-İlk beyazperde filmin oldu “Son Bilet”, nasıl bir deneyimdi senin için?
Sinema filminde çalışmak gerçekten çok farklı. Bunu genelde duyuyoruz bu işi daha önce yapmış insanlar tarafından. Evet, çok farklı, çok keyifli. Karakter özelinde tamamen adapte olduğunuz ve o dünyanın, o atmosferin içerisinde bulunduğunuz bir oluşum çıkıyor ortaya. Gerisi güzel bir karakter çıkarttıktan sonra onun keyfini çıkartmak, onun dramıyla üzülmek, onun sevinçleriyle sevinmek ve mutlu olmak. Bu tamamen hani derler ya paralel evrende farklı bir hayata geçiriyor sizi. O dönemi tamamen bir Barbaros olarak yaşadım mesela.

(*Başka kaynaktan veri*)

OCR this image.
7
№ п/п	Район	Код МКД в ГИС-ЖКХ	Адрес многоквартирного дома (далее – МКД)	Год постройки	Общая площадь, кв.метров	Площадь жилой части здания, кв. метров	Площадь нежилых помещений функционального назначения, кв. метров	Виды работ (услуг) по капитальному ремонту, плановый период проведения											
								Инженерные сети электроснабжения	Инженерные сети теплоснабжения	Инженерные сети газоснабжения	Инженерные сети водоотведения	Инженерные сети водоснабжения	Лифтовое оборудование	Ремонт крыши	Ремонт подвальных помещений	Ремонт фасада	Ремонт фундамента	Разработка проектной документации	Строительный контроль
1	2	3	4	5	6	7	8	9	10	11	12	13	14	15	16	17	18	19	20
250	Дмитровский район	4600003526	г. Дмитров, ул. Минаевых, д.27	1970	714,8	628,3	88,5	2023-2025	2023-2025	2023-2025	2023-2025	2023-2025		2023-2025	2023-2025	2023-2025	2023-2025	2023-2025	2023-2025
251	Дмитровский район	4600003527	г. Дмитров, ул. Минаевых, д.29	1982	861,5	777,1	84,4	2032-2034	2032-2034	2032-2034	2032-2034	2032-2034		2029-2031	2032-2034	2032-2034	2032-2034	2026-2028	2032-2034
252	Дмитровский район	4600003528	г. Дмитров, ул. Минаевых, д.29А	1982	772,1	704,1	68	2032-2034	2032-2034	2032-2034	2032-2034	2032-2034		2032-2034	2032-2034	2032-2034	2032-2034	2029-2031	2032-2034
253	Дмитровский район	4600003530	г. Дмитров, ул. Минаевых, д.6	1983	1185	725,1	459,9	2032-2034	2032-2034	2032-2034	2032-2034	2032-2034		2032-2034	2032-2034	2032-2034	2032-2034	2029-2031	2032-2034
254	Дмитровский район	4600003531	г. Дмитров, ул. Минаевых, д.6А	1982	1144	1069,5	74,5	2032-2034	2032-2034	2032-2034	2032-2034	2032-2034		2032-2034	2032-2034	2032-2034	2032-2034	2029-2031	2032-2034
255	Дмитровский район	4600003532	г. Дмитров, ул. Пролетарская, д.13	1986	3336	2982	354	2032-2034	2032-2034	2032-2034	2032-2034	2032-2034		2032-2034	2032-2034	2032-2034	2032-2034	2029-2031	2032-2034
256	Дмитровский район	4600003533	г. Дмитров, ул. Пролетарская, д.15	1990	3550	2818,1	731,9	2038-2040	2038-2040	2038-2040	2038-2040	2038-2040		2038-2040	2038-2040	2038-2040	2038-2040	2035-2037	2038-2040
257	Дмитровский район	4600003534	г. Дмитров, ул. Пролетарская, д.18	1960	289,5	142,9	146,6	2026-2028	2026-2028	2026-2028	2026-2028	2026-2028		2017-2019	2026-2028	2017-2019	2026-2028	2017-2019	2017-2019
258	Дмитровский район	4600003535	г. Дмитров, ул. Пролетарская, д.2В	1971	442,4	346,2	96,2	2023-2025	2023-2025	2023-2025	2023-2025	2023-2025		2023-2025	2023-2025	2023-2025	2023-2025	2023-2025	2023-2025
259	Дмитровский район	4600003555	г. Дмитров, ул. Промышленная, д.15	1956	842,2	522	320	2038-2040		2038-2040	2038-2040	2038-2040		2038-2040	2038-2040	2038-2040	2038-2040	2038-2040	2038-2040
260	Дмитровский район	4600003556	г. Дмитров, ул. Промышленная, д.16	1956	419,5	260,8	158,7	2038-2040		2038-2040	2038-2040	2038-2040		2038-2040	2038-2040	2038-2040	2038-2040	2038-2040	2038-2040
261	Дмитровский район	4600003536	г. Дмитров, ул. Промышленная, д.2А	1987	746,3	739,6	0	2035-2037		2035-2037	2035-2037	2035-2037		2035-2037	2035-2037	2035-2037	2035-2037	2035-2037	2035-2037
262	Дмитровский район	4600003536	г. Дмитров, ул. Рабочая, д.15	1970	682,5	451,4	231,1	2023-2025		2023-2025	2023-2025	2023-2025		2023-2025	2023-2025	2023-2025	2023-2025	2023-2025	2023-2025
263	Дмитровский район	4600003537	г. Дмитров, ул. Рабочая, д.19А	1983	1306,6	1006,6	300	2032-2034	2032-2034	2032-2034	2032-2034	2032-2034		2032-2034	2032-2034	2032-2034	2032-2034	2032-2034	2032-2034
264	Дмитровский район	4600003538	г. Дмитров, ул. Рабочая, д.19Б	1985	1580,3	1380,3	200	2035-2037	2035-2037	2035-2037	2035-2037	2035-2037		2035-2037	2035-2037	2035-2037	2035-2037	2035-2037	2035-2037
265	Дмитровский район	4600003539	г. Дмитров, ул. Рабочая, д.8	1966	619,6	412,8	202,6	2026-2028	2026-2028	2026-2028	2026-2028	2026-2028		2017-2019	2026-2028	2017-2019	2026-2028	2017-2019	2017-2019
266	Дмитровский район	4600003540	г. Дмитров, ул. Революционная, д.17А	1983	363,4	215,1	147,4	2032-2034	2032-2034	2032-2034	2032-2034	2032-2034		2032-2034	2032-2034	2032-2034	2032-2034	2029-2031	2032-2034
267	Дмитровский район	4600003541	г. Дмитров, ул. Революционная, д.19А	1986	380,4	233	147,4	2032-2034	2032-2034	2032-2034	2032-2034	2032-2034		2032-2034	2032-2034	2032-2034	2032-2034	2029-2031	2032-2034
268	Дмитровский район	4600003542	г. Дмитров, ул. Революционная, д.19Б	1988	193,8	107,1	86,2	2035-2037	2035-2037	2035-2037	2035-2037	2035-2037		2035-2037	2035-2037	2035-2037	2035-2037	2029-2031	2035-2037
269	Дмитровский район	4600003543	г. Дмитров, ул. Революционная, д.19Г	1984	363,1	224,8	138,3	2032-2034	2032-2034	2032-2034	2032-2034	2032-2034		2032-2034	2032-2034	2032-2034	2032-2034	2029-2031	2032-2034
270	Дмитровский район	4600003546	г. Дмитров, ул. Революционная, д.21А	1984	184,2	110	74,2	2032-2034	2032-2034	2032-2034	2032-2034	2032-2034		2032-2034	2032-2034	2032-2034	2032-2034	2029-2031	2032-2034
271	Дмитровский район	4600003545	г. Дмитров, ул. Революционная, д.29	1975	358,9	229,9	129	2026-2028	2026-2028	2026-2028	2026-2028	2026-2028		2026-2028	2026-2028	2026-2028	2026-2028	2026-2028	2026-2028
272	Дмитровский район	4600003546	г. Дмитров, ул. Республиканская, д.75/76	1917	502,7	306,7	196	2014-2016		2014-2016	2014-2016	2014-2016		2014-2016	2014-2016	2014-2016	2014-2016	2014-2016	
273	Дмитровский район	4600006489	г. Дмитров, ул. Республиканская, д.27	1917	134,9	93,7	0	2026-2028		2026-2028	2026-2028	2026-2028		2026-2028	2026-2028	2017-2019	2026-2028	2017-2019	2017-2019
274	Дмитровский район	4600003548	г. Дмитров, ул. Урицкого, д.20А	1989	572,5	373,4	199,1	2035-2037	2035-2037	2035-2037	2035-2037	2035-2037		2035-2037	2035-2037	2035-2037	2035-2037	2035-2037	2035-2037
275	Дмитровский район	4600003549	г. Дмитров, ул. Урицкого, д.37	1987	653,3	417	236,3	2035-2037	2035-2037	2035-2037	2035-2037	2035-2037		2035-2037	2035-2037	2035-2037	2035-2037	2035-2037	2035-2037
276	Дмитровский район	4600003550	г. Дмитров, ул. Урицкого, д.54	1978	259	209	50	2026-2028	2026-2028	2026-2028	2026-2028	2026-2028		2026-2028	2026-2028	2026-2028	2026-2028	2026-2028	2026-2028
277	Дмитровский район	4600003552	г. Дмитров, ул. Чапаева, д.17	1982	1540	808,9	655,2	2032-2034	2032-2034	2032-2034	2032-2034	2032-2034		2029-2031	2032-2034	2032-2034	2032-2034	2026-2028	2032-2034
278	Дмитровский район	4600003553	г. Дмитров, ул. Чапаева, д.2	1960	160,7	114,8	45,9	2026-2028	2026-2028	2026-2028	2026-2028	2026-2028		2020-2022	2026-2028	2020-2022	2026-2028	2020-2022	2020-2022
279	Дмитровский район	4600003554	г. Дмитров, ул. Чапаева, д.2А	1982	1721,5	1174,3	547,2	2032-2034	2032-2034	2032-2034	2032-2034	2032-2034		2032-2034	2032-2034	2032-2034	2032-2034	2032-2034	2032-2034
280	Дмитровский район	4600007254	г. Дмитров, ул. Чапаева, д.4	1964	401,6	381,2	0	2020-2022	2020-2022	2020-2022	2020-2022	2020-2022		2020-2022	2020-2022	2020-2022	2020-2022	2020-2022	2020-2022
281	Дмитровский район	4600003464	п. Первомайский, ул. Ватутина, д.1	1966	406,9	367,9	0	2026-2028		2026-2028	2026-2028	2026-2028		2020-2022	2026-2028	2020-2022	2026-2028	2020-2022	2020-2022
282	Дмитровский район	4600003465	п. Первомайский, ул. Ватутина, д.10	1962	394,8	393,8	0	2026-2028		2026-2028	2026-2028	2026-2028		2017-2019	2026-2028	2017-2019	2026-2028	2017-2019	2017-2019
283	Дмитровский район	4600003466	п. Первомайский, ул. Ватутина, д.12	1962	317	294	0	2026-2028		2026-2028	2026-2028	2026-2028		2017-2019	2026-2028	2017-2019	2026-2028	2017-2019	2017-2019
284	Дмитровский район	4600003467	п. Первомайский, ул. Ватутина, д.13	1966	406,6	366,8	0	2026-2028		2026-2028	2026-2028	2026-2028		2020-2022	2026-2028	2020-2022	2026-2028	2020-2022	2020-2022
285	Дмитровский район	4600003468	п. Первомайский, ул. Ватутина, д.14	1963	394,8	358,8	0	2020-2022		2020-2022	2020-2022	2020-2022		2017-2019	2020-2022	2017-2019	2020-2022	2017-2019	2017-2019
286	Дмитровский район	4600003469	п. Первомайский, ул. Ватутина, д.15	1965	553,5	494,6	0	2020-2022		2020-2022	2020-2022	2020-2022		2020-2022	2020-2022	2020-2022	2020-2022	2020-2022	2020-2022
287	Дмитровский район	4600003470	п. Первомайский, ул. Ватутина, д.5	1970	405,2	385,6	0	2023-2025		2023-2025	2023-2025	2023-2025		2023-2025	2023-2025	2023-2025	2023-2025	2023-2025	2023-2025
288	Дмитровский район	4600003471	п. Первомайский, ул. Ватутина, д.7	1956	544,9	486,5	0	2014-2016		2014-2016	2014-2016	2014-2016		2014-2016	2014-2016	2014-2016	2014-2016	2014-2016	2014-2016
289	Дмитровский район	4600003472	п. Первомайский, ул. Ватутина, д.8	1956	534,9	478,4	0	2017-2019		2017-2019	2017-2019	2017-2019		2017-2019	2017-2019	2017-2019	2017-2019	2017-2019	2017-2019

HİKAYENİN BİR ADAM ÜZERİNDEN GİTMESİNE TAV OLDUM
-Bu projede seni çeken ne oldu?
Yani aslında aile bağları kuvvetli bir adam var. Burada bir profesyonel asker var. Fakat onun dışında genelde biliyorsunuz bütün filmlerde çoklu başroller var, partnerler oluyor. Burada bir adamın hikayesi anlatılıyor. Evet, Altan Erkekli ve Hamdi Alkan sağ olsunlar çok güzel domine ettiler sahnelerimizi. Fakat bir adam üzerinden giden bir hikaye. Ben biraz bu tarafına aslında tav oldum diyebilirim. Yani tek başıma yüreklenebileceğim, yüklenebileceğim bir şey nasıl olur? Ben bu hikayeyi nasıl yansıtırım? Bunlar çok cazip geldi. Sonra hikaye çok güzel. İzleyiciler de izlediği zaman anlayacaklardır, bana hak vereceklerdir. Hani hikaye çok bilindik bir şekilde ilerlemiyor. Bana öyle geldi. Oynarken de bunu çok hissettim. Onu taşıyabileceğim, taşıyamayacağım merakı bende çok fazlaydı. Ve o yüzden de çok tamam dedim bu işe. Ve güzel de bir sonuç aldık diye düşünüyorum.